Impact of HIV / AIDS in Tanzania
The fact that HIV / AIDS has hit Africa hard is hardly a news, but it may be that the western parts of Tanzania were hit early, with several cases of AIDS found in the 1980s. In Africa, there have been a lot of studies on HIV / AIDS, how the disease is spread, what risk groups are and what can be done in preventive terms to reduce the spread (eg use of condoms).
Many of the researchers who have looked at HIV / AIDS are from medicine or anthropology / demography, and it has long been agreed that a loss of labor through disease must affect the possibilities of farming, and also that the natural vegetation can be affected (there are Stories about how all forests have been cut down to have tricky needles).
But few or no more quantitative studies of changes in environment and agriculture have been made, which has inspired this research project, which is a collaboration between nature and cultural geographers at Lund University.
By using satellite data from different archives, it is possible to map the spread of land use and vegetation types back to the 1970s, ie before HIV / AIDS had reached western Tanzania where Kagera Province is located. By looking at satellite images about 10 years apart, it is possible to follow changes in land use and vegetation over time, and the purpose of the project is to quantify land change of predominantly different types of agricultural land.

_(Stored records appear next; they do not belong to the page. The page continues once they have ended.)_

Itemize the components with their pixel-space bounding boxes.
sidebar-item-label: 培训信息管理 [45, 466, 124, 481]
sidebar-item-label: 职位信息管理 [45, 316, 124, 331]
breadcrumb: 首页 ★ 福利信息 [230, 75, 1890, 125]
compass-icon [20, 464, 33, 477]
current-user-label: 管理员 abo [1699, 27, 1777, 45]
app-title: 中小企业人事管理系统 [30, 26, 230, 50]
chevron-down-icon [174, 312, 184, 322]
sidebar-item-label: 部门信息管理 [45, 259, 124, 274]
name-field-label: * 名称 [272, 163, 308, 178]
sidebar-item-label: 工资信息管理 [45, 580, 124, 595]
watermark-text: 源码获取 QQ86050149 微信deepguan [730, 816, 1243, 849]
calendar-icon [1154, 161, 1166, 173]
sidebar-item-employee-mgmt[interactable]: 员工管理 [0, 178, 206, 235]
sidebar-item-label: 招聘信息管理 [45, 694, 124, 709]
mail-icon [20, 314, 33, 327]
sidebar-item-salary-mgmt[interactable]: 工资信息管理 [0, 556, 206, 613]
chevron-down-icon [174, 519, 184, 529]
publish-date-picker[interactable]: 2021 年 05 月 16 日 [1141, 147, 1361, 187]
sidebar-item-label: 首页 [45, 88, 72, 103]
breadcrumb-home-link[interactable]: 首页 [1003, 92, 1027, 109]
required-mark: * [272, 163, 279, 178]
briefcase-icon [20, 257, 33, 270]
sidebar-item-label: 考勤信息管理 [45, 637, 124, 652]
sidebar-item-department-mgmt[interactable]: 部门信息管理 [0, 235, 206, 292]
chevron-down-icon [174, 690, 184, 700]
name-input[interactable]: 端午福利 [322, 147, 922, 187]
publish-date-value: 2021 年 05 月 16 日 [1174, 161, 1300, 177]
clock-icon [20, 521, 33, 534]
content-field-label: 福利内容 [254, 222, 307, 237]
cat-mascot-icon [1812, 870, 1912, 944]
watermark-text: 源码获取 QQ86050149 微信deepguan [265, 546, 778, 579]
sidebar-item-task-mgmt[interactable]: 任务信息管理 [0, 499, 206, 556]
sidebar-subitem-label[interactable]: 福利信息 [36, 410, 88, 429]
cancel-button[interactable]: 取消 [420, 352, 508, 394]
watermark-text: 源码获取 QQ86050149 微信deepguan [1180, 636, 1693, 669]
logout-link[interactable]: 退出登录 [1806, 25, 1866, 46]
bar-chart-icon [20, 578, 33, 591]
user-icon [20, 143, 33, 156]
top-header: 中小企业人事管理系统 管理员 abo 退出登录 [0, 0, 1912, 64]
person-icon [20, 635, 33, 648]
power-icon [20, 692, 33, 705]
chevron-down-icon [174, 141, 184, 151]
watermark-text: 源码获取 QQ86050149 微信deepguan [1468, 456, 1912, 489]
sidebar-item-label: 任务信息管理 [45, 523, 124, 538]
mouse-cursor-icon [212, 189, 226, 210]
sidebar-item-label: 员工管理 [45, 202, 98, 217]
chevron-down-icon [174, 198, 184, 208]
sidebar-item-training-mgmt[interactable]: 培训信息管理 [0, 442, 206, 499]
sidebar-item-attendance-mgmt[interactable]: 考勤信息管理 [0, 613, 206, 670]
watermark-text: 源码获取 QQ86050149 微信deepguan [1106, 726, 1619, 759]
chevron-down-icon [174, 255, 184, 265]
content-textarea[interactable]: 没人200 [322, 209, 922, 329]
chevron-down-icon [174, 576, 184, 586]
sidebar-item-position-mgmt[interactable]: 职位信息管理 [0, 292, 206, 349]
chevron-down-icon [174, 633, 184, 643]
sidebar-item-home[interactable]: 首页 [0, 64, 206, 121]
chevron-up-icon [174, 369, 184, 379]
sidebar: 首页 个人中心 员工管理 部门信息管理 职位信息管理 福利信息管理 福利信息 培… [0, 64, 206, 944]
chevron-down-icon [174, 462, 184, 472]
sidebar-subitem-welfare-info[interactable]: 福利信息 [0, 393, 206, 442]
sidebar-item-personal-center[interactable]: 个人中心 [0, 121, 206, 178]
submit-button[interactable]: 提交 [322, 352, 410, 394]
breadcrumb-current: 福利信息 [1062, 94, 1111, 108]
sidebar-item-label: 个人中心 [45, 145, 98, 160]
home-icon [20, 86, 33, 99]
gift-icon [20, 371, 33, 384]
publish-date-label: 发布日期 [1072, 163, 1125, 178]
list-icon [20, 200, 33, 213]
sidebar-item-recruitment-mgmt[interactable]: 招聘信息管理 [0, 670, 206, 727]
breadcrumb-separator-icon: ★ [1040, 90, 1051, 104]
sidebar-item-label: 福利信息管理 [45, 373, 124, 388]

In parallel, demographic and statistical analyzes are ongoing to describe population structures that indicate the level of HIV / AIDS in an area.
Preliminary results show that there is a change in land use from more complex and labor-intensive production systems, such as Banana / coffee for extensive cultivation of pile crops or open shrubs with scattered cultivation. This indicates that a high mortality rate in AIDS during the 1990s has had a major impact on both agricultural production and ecosystems in the area. The project is run as a collaboration between the Cultural Geographic Department and the ENES (GIS Center) and is funded by Sida-Sarec.